De l'Être à l'étant la distance n'est pas si grande que Parménide ne la franchît aisément. La première partie du poème nous emmenait en pleine métaphysique mais il ne faudrait pas oublier que celle-ci commence là où finit la physis. Autrement dit le discours sur la physique est aussi métaphysique que l'analyse de l'Être...

C'est en toute logique que Parménide saute du coq métaphysique à l'ânidé physique. Les descriptions des principes mâles et femelles ne tombent pas du ciel. Comme plus tard l'incarnation du Christ. Mais la pensée étant déjà incarnée en le penseur, si l'on veut que la connaissance humaine progresse, il faut bien passer sous les fourches caudines des réalités doxiques. Plus tard Descartes synthétisera la position du penseur de l'Être dans le champ inexistant de l'étant comme le cogito ergo sum. Mais c'est Husserl avec son approfondissement phénoménologique – à entrevoir comme l'imlantation du penseur dans la multiplicité consciente du monde – qui se rapprochera le plus de la vision parménidienne.

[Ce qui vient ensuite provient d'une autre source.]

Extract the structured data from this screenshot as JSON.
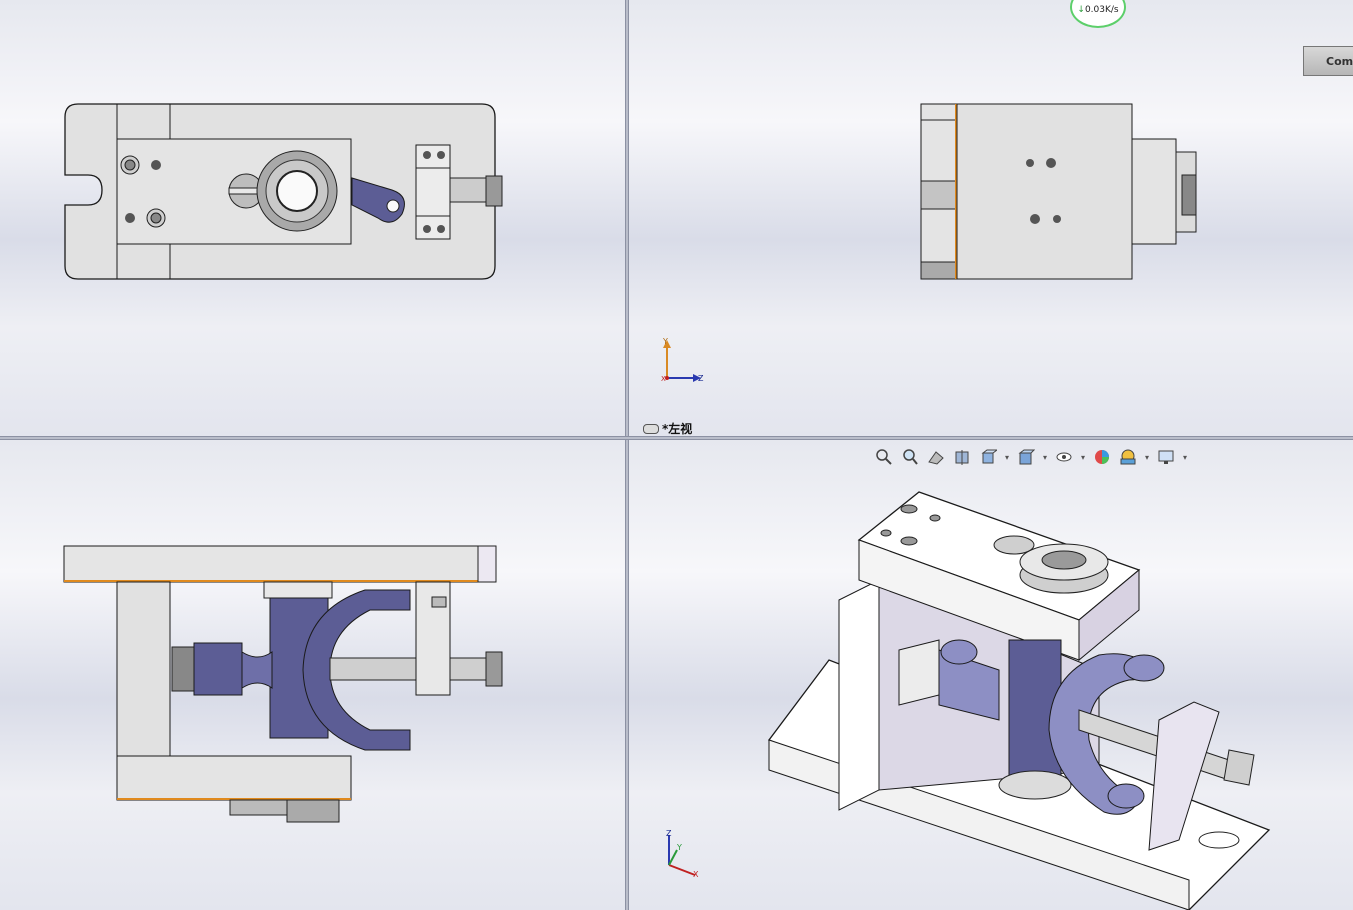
{
  "viewports": {
    "top_left": {
      "name": "front-view"
    },
    "top_right": {
      "name": "left-view",
      "label": "*左视"
    },
    "bottom_left": {
      "name": "top-view"
    },
    "bottom_right": {
      "name": "isometric-view"
    }
  },
  "network_badge": {
    "speed": "0.03K/s"
  },
  "overlay_button": {
    "label": "Com"
  },
  "triad_top_right": {
    "axis_up": "Y",
    "axis_right": "Z",
    "axis_origin": "X"
  },
  "triad_iso": {
    "axis_up": "Z",
    "axis_right": "X",
    "axis_side": "Y"
  },
  "hud_toolbar": {
    "items": [
      "zoom-to-fit-icon",
      "zoom-to-area-icon",
      "previous-view-icon",
      "section-view-icon",
      "view-orientation-icon",
      "display-style-icon",
      "hide-show-items-icon",
      "edit-appearance-icon",
      "apply-scene-icon",
      "view-settings-icon"
    ]
  },
  "colors": {
    "part_grey": "#e1e1e1",
    "part_outline": "#202020",
    "linkage_purple": "#5c5d95",
    "linkage_light": "#8d8fc4",
    "edge_orange": "#e08a1e",
    "viewport_border": "#8c91a3"
  }
}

Parménide pose l'Être, mais pour poser le non-être il ne peut que le nier. Parménide pose l'Être et nie le non-être. Car poser le non-être est une aberration nihiliste. Et légions sont les nihilistes ! L'on en trouve de toutes sortes en notre actuelle modernité. Nier le non-être est la seule solution existante qui permette de sauver la présence de l'Être.

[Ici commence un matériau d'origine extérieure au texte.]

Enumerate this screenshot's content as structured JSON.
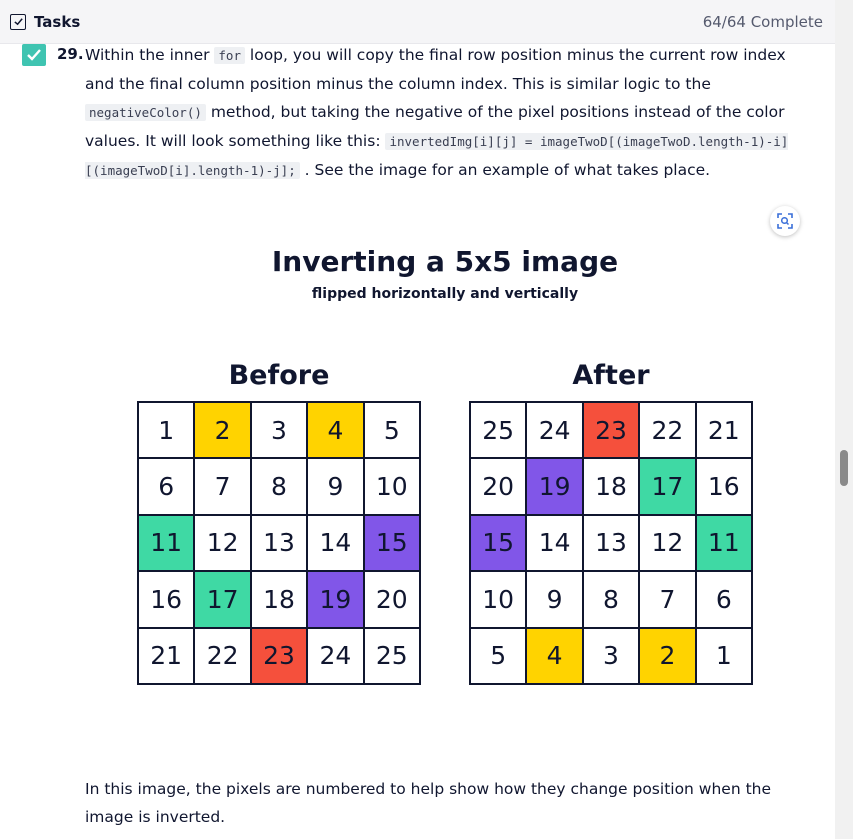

Parménide est bien l'anti-gorgias par excellence. Mais tous deux sont authentiquement grecs. Tous deux refusent le nihilisme. Parménide en niant la négation, Gorgias en affirmant sa position. Ce Parménide que l'on se complaît à travestir en penseur totalitaire et ce Gorgias que l'on présente en nihiliste invétéré, sont en fait les maîtres d'une pensée en même temps oblique et naïve.

Parménide n'accorde au non-être aucune chance de pouvoir accéder un jour à l'Être, ce qui ne l'empêche pas de nier ce qui n'est pas sous prétexte que cette dernière décision est bien meilleure que de nier ce qui est. Au contraire Gorgias décrète que la figure multipliée de l'Être ne peut pas être puisque ce serait donner au non-être le statut de l'Etre.

Dans les deux cas, tout est question de limite. L'être illimité de Parménide l'oblige à se débarrasser du non être. D'un autre côté la fragmentation du non-être induit pour Gorgias l'impossibilité de l'existence de l'Être puisque celui-ci ne peut pas être limité. L'être en soi oblitère l'existence du non-être et vice-versa.

La pensée grecque s'avère être une volonté de pensée. C'est parce que l'on a la volonté de penser ainsi que l'on argumentera comme ci. Et comme cela, si l'on a une volonté de penser différemment. Gorgias a sur Parménide l'immense avantage tautologique de ne pas penser sa pensée en tant que Vérité. La proximité des pensées parménidienne et platonicienne se déduit ainsi très facilement.